Healthcare is not a simple, standardised service - many people have complex care needs and all too often, patients and service users experience health and social care services that are fragmented, difficult to access and not based around their and their carers' needs.
Services are often provided by several different health and social care professionals, in a number of settings across different providers, without appropriate coordination or a holistic perspective. For example, cancer patients may need to access specialist care centres far from home, but receive follow-up care at their local hospital. Those who suffer from multiple long-term conditions, including older people, could find themselves simultaneously under the care of a hospital consultant, a community nurse and a local dementia liaison service.
The impact of fragmentation is that quality of care for patients and service users does not reach its potential and that possible efficiencies are not made. Individuals can get lost in the system, access to services can be blocked or get delayed or duplicated, and the quality of care can decline. This is just as much of a problem between different NHS services as it is between NHS and social care services. Therefore, there are significant opportunities to promote the interests of patients and service users through ensuring that health and care services are co-ordinated and meet their needs: more integrated, better co-ordinated care is a means of improving service user, carer and family outcomes.
The Health and Social Care Act (2012) sets out an explicit focus on the importance of integrated care. Monitor has a duty to consider how it can enable integrated care where this improves the quality (outcomes or efficiency) of services or reduces inequalities of access or outcomes.
While it will be for commissioners, working with local providers, to develop and fund better and more integrated patterns of care, Monitor's role as the sector regulator will be to work with others, particularly commissioners, to remove any barriers and consider how to enable integrated care provision where this is in the interests of patients.
Monitor wishes to be clear that we support better integration of health services where this is of benefit to patients. We believe that there are significant opportunities to promote the interests of patients through the integration of care and are fully supportive of any changes to the reforms that make this clear and help us to make this happen. It is our view that competition and integration are not mutually exclusive and that competition does not and should not have to come at the expense of beneficial coordination.

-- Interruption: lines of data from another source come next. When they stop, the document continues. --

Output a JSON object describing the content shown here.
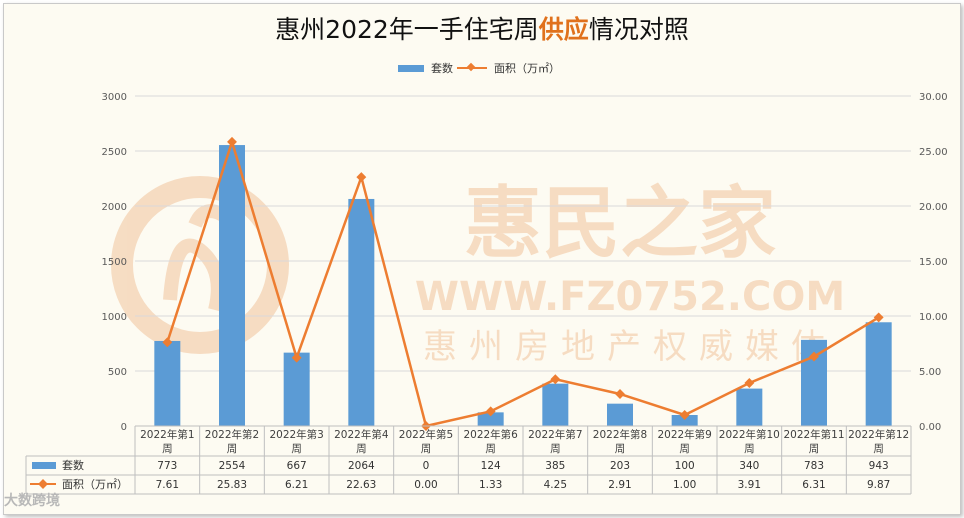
{
  "title_main": "惠州2022年一手住宅周",
  "title_highlight": "供应",
  "title_tail": "情况对照",
  "chart_data": {
    "type": "bar",
    "categories": [
      "2022年第1周",
      "2022年第2周",
      "2022年第3周",
      "2022年第4周",
      "2022年第5周",
      "2022年第6周",
      "2022年第7周",
      "2022年第8周",
      "2022年第9周",
      "2022年第10周",
      "2022年第11周",
      "2022年第12周"
    ],
    "series": [
      {
        "name": "套数",
        "type": "bar",
        "axis": "left",
        "color": "#5b9bd5",
        "values": [
          773,
          2554,
          667,
          2064,
          0,
          124,
          385,
          203,
          100,
          340,
          783,
          943
        ]
      },
      {
        "name": "面积（万㎡）",
        "type": "line",
        "axis": "right",
        "color": "#ed7d31",
        "values": [
          7.61,
          25.83,
          6.21,
          22.63,
          0.0,
          1.33,
          4.25,
          2.91,
          1.0,
          3.91,
          6.31,
          9.87
        ]
      }
    ],
    "left_ticks": [
      "0",
      "500",
      "1000",
      "1500",
      "2000",
      "2500",
      "3000"
    ],
    "right_ticks": [
      "0.00",
      "5.00",
      "10.00",
      "15.00",
      "20.00",
      "25.00",
      "30.00"
    ],
    "ylim_left": [
      0,
      3000
    ],
    "ylim_right": [
      0,
      30
    ],
    "table_values": {
      "bar": [
        "773",
        "2554",
        "667",
        "2064",
        "0",
        "124",
        "385",
        "203",
        "100",
        "340",
        "783",
        "943"
      ],
      "line": [
        "7.61",
        "25.83",
        "6.21",
        "22.63",
        "0.00",
        "1.33",
        "4.25",
        "2.91",
        "1.00",
        "3.91",
        "6.31",
        "9.87"
      ]
    },
    "grid": true,
    "legend": "top"
  },
  "watermark": {
    "brand": "惠民之家",
    "url": "WWW.FZ0752.COM",
    "tagline": "惠州房地产权威媒体"
  },
  "footer_logo": "大数跨境"
}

Monitor's integrated care role will be supported by the new provider licence, which will enable Monitor to step in where integrated care is not being delivered, in spite of decisions and efforts made by commissioners. We consulted on the new provider licence and published our feedback from our engagement to date.
The Integrated Care Condition states that all licence holders shall not do anything that could reasonably be regarded as detrimental to enabling integrated care. It also includes a patient interest test which means that the obligations only apply to the extent that they are in the interests of people who use health care services.

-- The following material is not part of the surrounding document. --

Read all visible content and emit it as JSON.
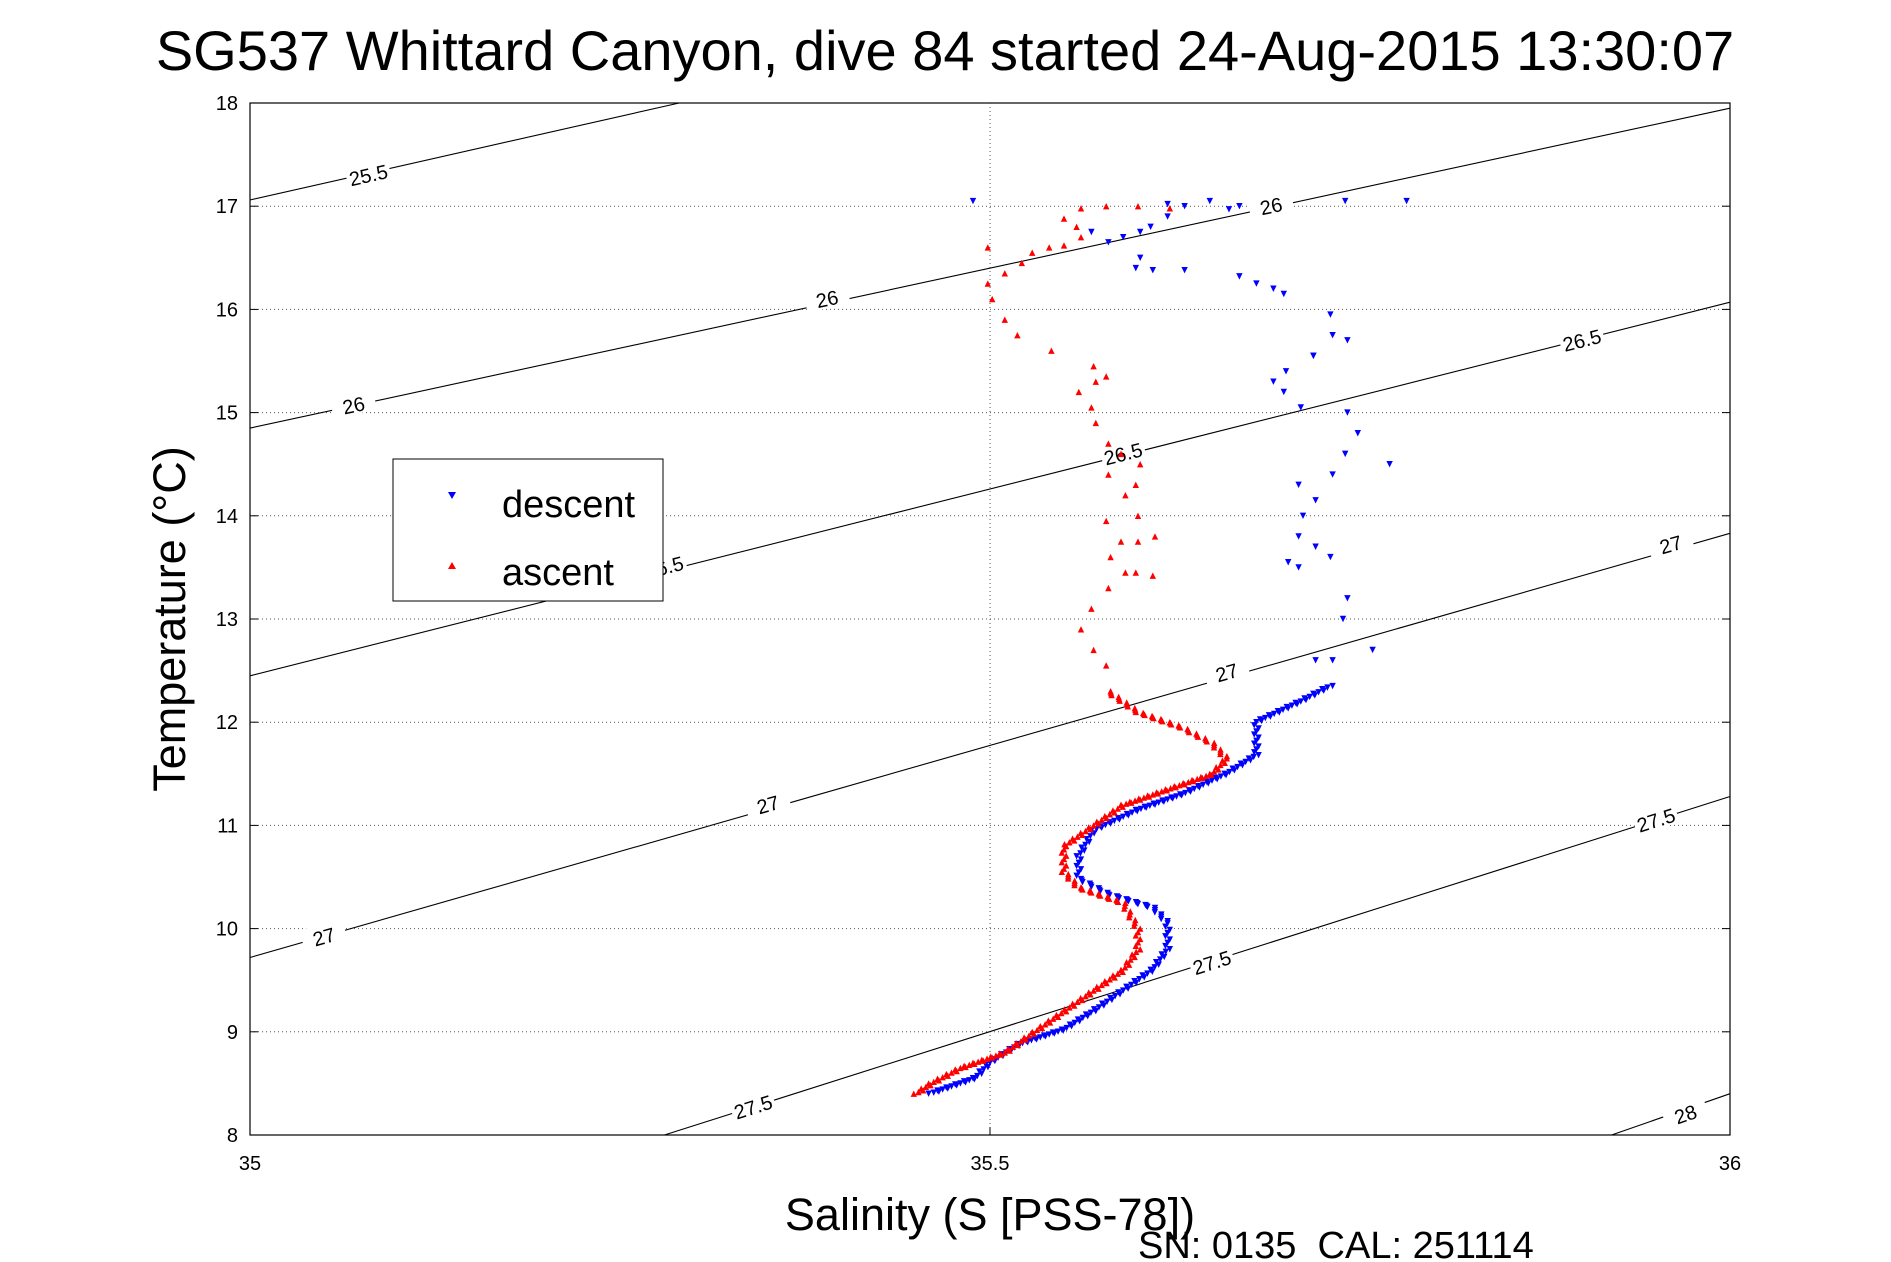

In most cases, we would expect integrated care to be delivered locally by commissioners specifying their requirements and working with providers. The requirement for care to be delivered in an integrated way would be captured in contracts, and our policies in areas such as pricing would act as our main tools for enabling integrated care.
In June 2012 we published Enablers and barriers to integrated care and implications for Monitor. This builds on existing evidence about integrated care regarding its definition, evidence for benefits and costs and commentary on who should do what to improve integrated care, including Monitor's role.
The national partners have co-produced Integrated Care and Support: our shared commitment – which sets out our direction of travel to help integrated care become the norm. As part of this, we have developed and adopted a common definition for person-centred, coordinated care and ask local areas to use it too. And to help maintain momentum and accelerate the adoption of new models of coordinated care across the country, we’re also asking local areas to express an interest in being a 'pioneer'.
On behalf of all national partners, the Local Government Association (LGA) published an integrated care and support resource sheet (February 2013) aimed at local health and care system leaders and professionals with an interest, or potential interest, in integrated care and support. It signposts people to information and resources on how best to achieve this successfully within their local health and care economies.
There’s an opportunity for you to be part of an online community (hosted by the LGA) for all parts of the system to share information, knowledge and resources to support more joined up health and care locally. Anyone with an interest in supporting integrated health and care is free to join, download and share information and expertise.
Our aim is to make our work around integrated care consistent and transparent. We will be publishing further reports and guidance on the Monitor website and are happy to receive feedback to our findings and conclusions.